1 Auf die Frage nach der Freiheit ...
[aus: »Der alte und der neue Glaube«, Ein Bekenntnis von David Friedrich Strauß, Zwölfte bis vierzehnte Stereoty-Auflage mit einem Vorwort von Eduard Zeller, Bonn, Verlag von Emil Strauß, 1895, Kapitel IV. »Wie ordnen wir unser Leben«, Abschnitt 76. »Der Mensch und die Sinnlichkeit«, Seite 167 oben – David Friedrich Strauß (* 27. Januar 1808 in Ludwigsburg; † 8. Februar 1874 ebenda) war ein deutscher Schriftsteller, Philosoph und evangelischer Theologe.]
ANMERKUNG ZU ABSATZ 1
In Absatz 1 skizziert die Problematik der Fragestellung im Wesentlichen mit dem Blick darauf, dass die Anschauungen seiner Zeit in den meisten aller Fälle davon ausgehen, dass dem Menschen ein freies Handeln letztendlich nicht möglich sei.
KURZFASSUNG DES ABSATZES 2
RS führt mit Herbert Spenzer als auch mit Spinoza zwei Verterter an, die davon ausgehen, dass das Handeln des Menschen alles andere als frei sei. Für Spinoza ist Gott frei, aber nicht der Mensch.
Der ganze Absatz 2 folgt auf der nächsten Seite.
ABSATZ 2 [Keine Änderung zum Ursprungstext von 1894]

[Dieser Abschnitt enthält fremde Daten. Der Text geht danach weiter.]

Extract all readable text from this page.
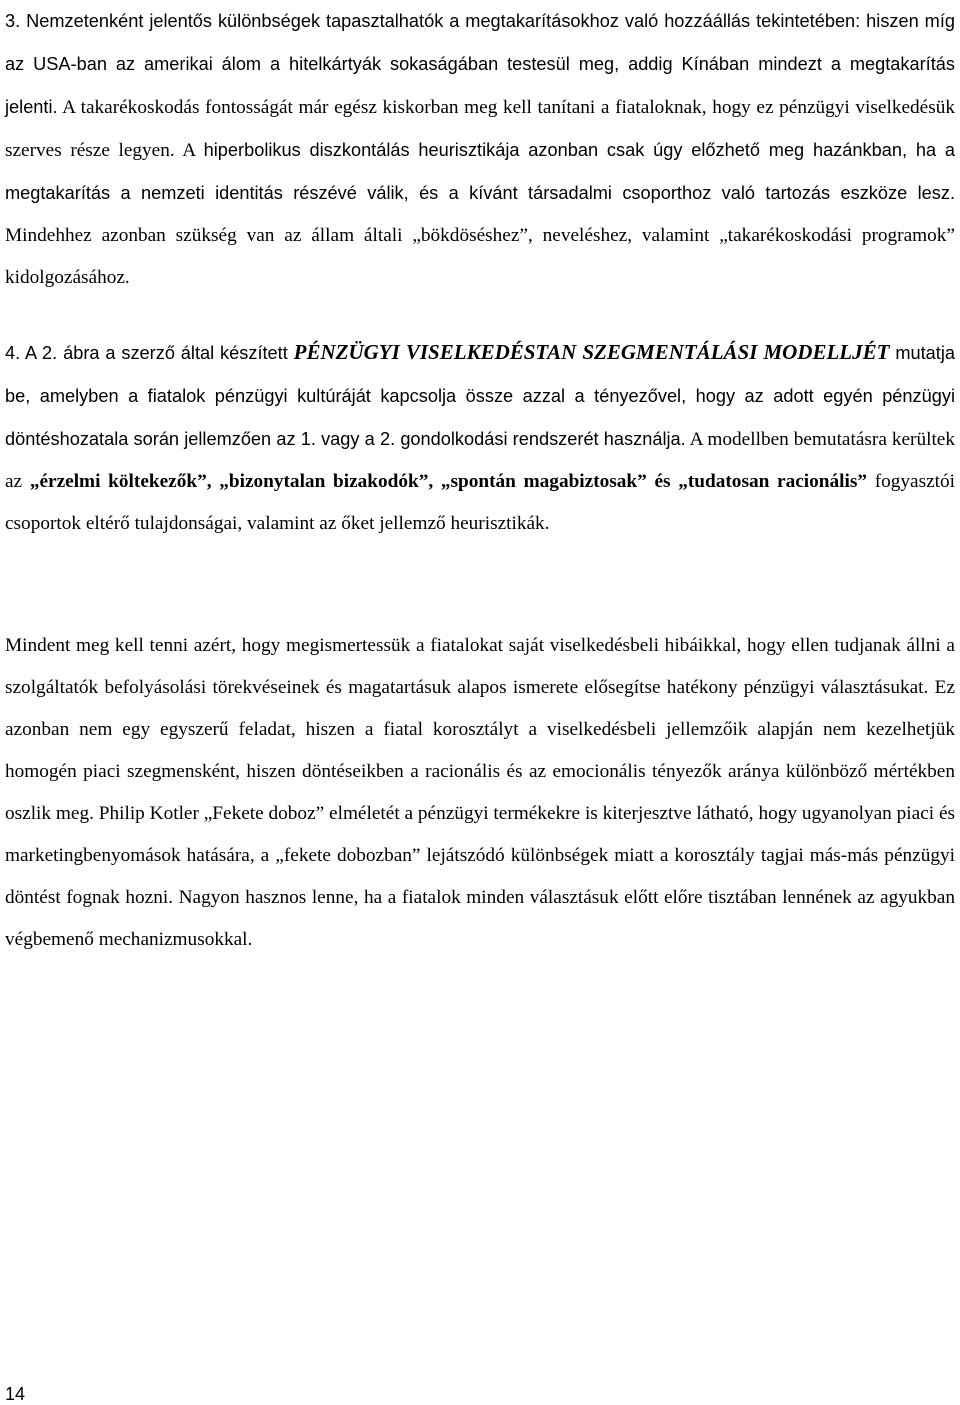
3. Nemzetenként jelentős különbségek tapasztalhatók a megtakarításokhoz való hozzáállás tekintetében: hiszen míg az USA-ban az amerikai álom a hitelkártyák sokaságában testesül meg, addig Kínában mindezt a megtakarítás jelenti. A takarékoskodás fontosságát már egész kiskorban meg kell tanítani a fiataloknak, hogy ez pénzügyi viselkedésük szerves része legyen. A hiperbolikus diszkontálás heurisztikája azonban csak úgy előzhető meg hazánkban, ha a megtakarítás a nemzeti identitás részévé válik, és a kívánt társadalmi csoporthoz való tartozás eszköze lesz. Mindehhez azonban szükség van az állam általi „bökdöséshez”, neveléshez, valamint „takarékoskodási programok” kidolgozásához.

4. A 2. ábra a szerző által készített PÉNZÜGYI VISELKEDÉSTAN SZEGMENTÁLÁSI MODELLJÉT mutatja be, amelyben a fiatalok pénzügyi kultúráját kapcsolja össze azzal a tényezővel, hogy az adott egyén pénzügyi döntéshozatala során jellemzően az 1. vagy a 2. gondolkodási rendszerét használja. A modellben bemutatásra kerültek az „érzelmi költekezők”, „bizonytalan bizakodók”, „spontán magabiztosak” és „tudatosan racionális” fogyasztói csoportok eltérő tulajdonságai, valamint az őket jellemző heurisztikák.

Mindent meg kell tenni azért, hogy megismertessük a fiatalokat saját viselkedésbeli hibáikkal, hogy ellen tudjanak állni a szolgáltatók befolyásolási törekvéseinek és magatartásuk alapos ismerete elősegítse hatékony pénzügyi választásukat. Ez azonban nem egy egyszerű feladat, hiszen a fiatal korosztályt a viselkedésbeli jellemzőik alapján nem kezelhetjük homogén piaci szegmensként, hiszen döntéseikben a racionális és az emocionális tényezők aránya különböző mértékben oszlik meg. Philip Kotler „Fekete doboz” elméletét a pénzügyi termékekre is kiterjesztve látható, hogy ugyanolyan piaci és marketingbenyomások hatására, a „fekete dobozban” lejátszódó különbségek miatt a korosztály tagjai más-más pénzügyi döntést fognak hozni. Nagyon hasznos lenne, ha a fiatalok minden választásuk előtt előre tisztában lennének az agyukban végbemenő mechanizmusokkal.

14
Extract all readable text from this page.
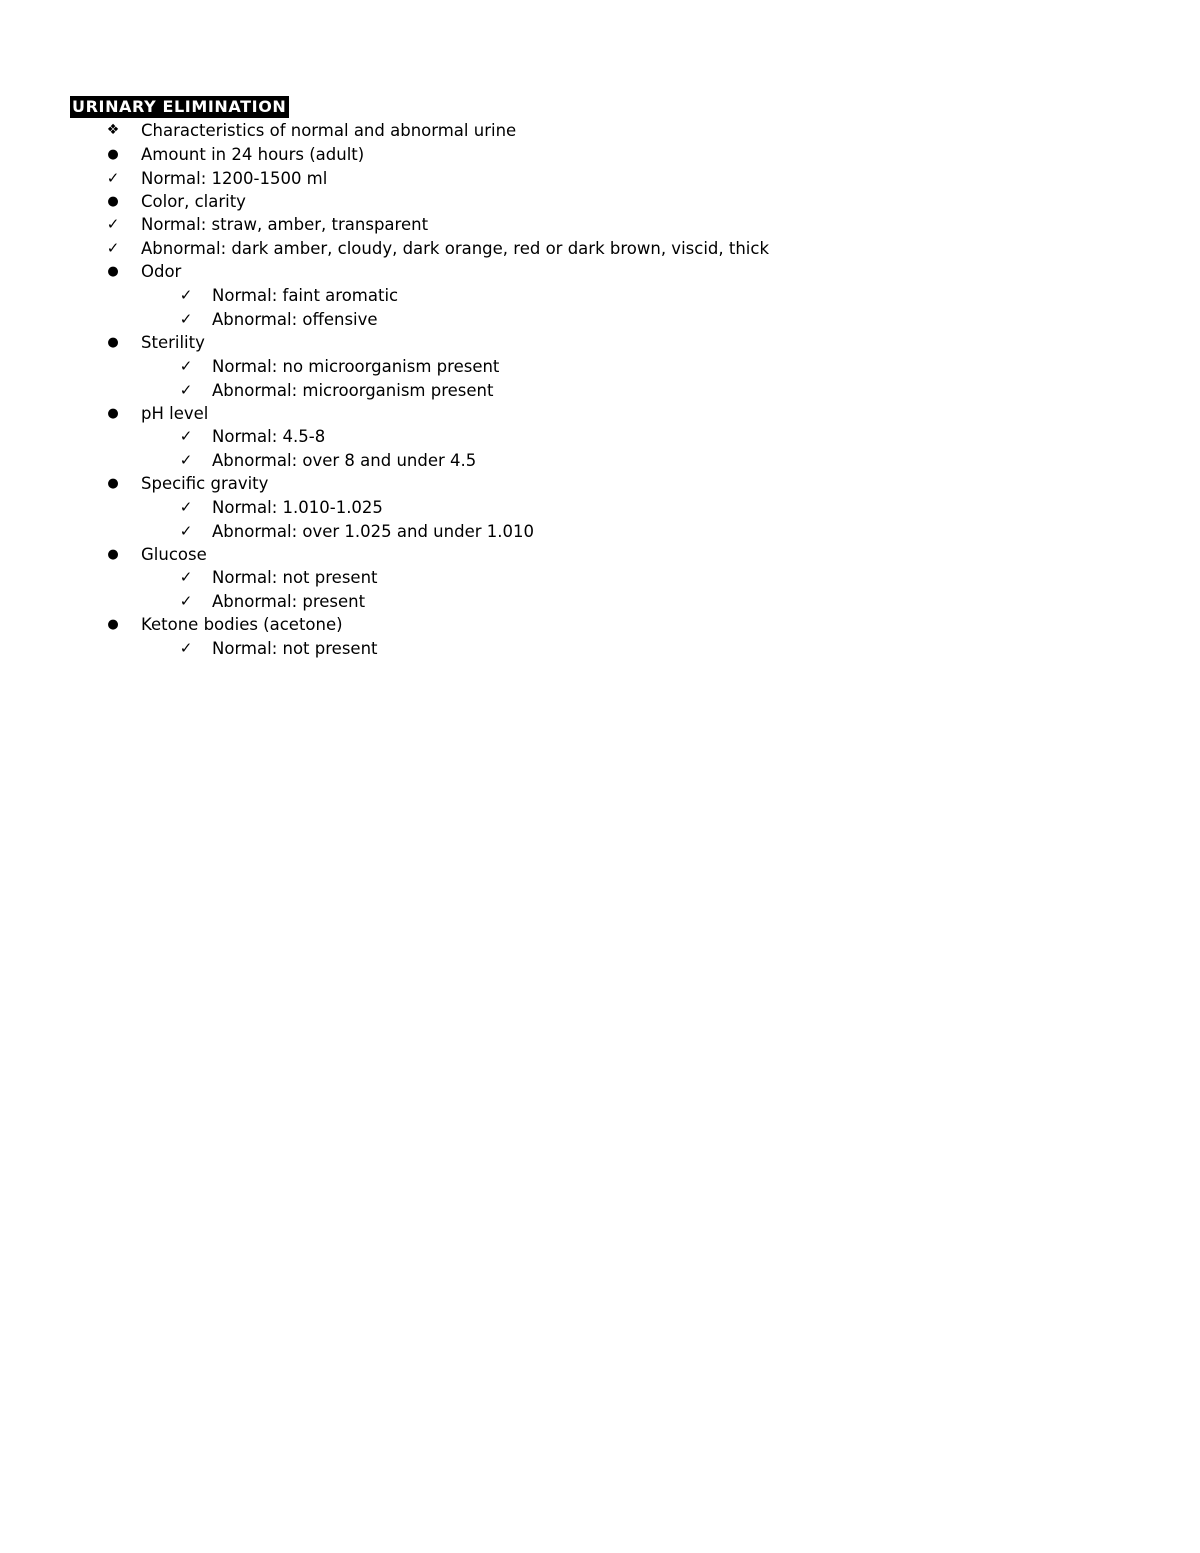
URINARY ELIMINATION
❖ Characteristics of normal and abnormal urine
● Amount in 24 hours (adult)
✓ Normal: 1200-1500 ml
● Color, clarity
✓ Normal: straw, amber, transparent
✓ Abnormal: dark amber, cloudy, dark orange, red or dark brown, viscid, thick
● Odor
✓ Normal: faint aromatic
✓ Abnormal: offensive
● Sterility
✓ Normal: no microorganism present
✓ Abnormal: microorganism present
● pH level
✓ Normal: 4.5-8
✓ Abnormal: over 8 and under 4.5
● Specific gravity
✓ Normal: 1.010-1.025
✓ Abnormal: over 1.025 and under 1.010
● Glucose
✓ Normal: not present
✓ Abnormal: present
● Ketone bodies (acetone)
✓ Normal: not present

Das scheint einleuchtend. Trotzdem richten sich bis zum heutigen Tage die Hauptangriffe der Freiheitsgegner nur gegen die Wahlfreiheit. Sagt doch Herbert Spencer, der in Ansichten lebt, die mit jedem Tage an Verbreitung gewinnen (Die Prinzipien der Psychologie, von Herbert Spencer, deutsche Ausgabe von Dr. B. Vetter, Stuttgart 1882): »Dass aber Jedermann auch nach Belieben begehren oder nicht begehren könne, was der eigentliche im Dogma vom freien Willen liegende Satz ist, das wird freilich ebensosehr durch die Analyse des Bewusstseins, als durch den Inhalt der vorhergehenden Kapitel (der Psychologie) verneint.«1 Von demselben Gesichtspunkte gehen auch andere aus, wenn sie den Begriff des freien Willens bekämpfen. Im Keime finden sich alle diesbezüglichen Ausführungen schon bei Spinoza. Was dieser klar und einfach gegen die Idee der Freiheit vorbrachte, das wurde seitdem unzählige Male wiederholt, nur eingehüllt zumeist in die spitzfindigsten theoretischen Lehren, so dass es schwer wird, den schlichten Gedankengang, auf den es allein ankommt, zu erkennen. Spinoza schreibt in einem Briefe vom Oktober oder November 1674: »Ich nenne nämlich die Sache frei, die aus der bloßen Notwendigkeit ihrer Natur besteht und handelt, und gezwungen nenne ich die, welche von etwas anderem zum Dasein und Wirken in genauer und fester Weise bestimmt wird. So besteht zum Beispiel Gott, obgleich notwendig, doch frei, weil er nur aus der Notwendigkeit seiner Natur allein besteht. Ebenso erkennt Gott sich selbst und alles andere frei, weil es aus der Notwendigkeit seiner Natur allein folgt, dass er alles erkennt. Sie sehen also, dass ich die Freiheit nicht in ein freies Beschließen, sondern in eine freie Notwendigkeit setze.2
1 Dass aber Jedermann ...
[aus: »Die Principien der Psychologie« von Herbert Spencer. Autorisierte deutsche Ausgabe. Nach der dritten englischen Auflage übersetzt von Dr.B.Vetter, a.o. Prof.am k.Polytechnikum in Dresden. I. Band mit fünfzehn Holzschnitten. Stuttgart. E.Schweizerbart`sche Verlagsbuchhandlung (E.Koch). 1882. Theil IV. Kapitel IX »Der Wille«, §219 auf Seite Buch 522 / PDF 543 ]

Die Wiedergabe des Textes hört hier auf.